Judith
10:1 - I stało się, gdy przestała wołać do Pana, wstała z miejsca, na którem leżała padszy przed Panem.
10:2 - I zawołała Abry swej, a szedszy do domu swego złożyła z siebie włosiennicę, i zewlekła się z szat wdowstwa swego,
10:3 - I omyła ciało swe, i pomazała się olejkiem wybornym, a ochędożyła włosy głowy swej, i włożyła koronkę na głowę swą, i oblokła się w szaty wesela swego, obuła też pantofle, i wzięła prawniczki, i lilje, i nausznice, i pierścionki, i ubrała się we wszystkie swe stroje.
10:4 - Której też Pan dodał ozdoby, ponieważ ten wszystek strój nie z wszeteczeństwa, ale z cnoty pochodził: przeto też Pan tę w niej piękność rozmnożył, aby się oczam wszystkich zdała nieporównanej piękności.
10:5 - I tak włożywszy na Abrę swą flaszkę wina, i bańkę oliwy, i krup, i fig, i chleba, i sera, poszła.
10:6 - A gdy przyszły do bramy miejskiej, nalazły czekającego Ozyasza, i starsze miasta.
10:7 - Którzy gdy ją ujrzeli, zdumiawszy się dziwowali się barzo jej piękności.
10:8 - Wszakże nic jej nie pytając, wypuścili ją, mówiąc: Bóg ojców naszych niechaj ci da łaskę, i wszystkę radę serca twego mocą swą niech potwierdzi, aby się z ciebie chlubiło Jeruzalem, a żeby imię twoje było w poczcie świętych, i sprawiedliwych.

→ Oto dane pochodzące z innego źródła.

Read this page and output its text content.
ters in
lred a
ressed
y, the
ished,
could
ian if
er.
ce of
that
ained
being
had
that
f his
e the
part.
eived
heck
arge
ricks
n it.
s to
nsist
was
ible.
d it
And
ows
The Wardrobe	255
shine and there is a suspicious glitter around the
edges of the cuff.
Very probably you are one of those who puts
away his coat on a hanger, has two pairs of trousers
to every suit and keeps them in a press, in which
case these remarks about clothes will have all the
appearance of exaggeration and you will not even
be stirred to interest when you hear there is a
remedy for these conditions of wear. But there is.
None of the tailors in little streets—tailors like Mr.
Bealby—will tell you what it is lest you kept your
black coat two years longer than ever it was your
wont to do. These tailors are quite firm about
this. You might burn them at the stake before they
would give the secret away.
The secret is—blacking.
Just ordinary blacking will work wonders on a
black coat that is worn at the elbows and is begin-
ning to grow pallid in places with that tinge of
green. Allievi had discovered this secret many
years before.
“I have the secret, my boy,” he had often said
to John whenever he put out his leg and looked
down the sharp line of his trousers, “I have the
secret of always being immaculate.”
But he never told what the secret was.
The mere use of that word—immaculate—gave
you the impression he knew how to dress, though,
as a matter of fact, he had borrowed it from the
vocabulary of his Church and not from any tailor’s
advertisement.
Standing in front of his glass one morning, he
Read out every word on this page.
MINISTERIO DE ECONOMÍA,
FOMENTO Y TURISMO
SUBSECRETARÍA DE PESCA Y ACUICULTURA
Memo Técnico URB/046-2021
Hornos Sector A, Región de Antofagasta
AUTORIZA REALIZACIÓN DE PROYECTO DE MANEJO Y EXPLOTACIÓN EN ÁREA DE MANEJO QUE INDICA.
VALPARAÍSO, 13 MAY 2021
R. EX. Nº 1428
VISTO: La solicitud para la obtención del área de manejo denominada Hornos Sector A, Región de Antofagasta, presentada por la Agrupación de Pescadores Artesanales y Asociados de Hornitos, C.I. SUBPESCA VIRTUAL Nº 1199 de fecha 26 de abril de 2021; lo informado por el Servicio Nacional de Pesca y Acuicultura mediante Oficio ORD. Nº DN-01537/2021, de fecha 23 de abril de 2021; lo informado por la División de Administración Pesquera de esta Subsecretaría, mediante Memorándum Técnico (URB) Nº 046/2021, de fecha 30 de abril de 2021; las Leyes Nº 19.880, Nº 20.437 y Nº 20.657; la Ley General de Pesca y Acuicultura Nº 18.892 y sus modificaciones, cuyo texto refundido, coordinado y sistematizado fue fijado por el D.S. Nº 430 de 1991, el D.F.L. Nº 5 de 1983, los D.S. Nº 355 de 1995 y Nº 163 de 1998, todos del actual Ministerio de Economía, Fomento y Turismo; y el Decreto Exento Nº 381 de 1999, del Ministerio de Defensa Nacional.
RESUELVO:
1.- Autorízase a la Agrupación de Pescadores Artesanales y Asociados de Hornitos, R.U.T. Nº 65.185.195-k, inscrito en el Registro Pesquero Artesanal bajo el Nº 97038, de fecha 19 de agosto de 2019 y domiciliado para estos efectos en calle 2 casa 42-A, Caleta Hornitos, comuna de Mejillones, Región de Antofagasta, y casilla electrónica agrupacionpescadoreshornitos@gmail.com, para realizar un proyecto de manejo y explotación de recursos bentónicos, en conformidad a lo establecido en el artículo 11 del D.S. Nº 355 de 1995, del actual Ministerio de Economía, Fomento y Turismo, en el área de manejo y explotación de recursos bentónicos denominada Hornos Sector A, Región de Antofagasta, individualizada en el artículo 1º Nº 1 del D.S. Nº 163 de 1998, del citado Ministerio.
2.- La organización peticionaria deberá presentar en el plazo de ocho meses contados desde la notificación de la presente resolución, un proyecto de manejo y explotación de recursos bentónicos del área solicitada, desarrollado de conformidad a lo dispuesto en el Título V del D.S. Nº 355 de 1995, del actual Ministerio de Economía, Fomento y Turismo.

10:9 - I rzekli ci, którzy tam byli wszyscy jednym głosem: Niech się stanie, niech się stanie.
10:10 - A Judith modląc się Panu, przeszła przez bramy sama i Abra jej.
10:11 - I stało się, gdy zstępowała z góry o wschodzie słońca, zabieżeli jej szpiegowie Assyryjscy, i pojmali ją mówiąc: Zkąd idziesz? abo dokąd idziesz?
10:12 - Która odpowiedziała: Córka jestem Hebrejczyków, dla tegom ja uciekła od oblicza ich, bom poznała, iż na to ma przyść, że wam będą podani na łup, przeto że wzgardziwszy wami, nie chcieli się dobrowolnie poddać, aby byli naleźli przed oczyma waszemi miłosierdzie.
10:13 - Z tej przyczyny myśliłam z sobą, mówiąc: Pójdę przed osobę książęcia Holofernesa, że mu oznajmię ich tajemnice, i okażę mu którym przystępem mógłby je otrzymać, tak żeby i jeden mąż nie upadł z wojska jego,
10:14 - A gdy usłyszeli oni mężowie słowa jej, przypatrowali się twarzy jej, i było w oczu ich zdumienie, bo się piękności jej barzo dziwowali.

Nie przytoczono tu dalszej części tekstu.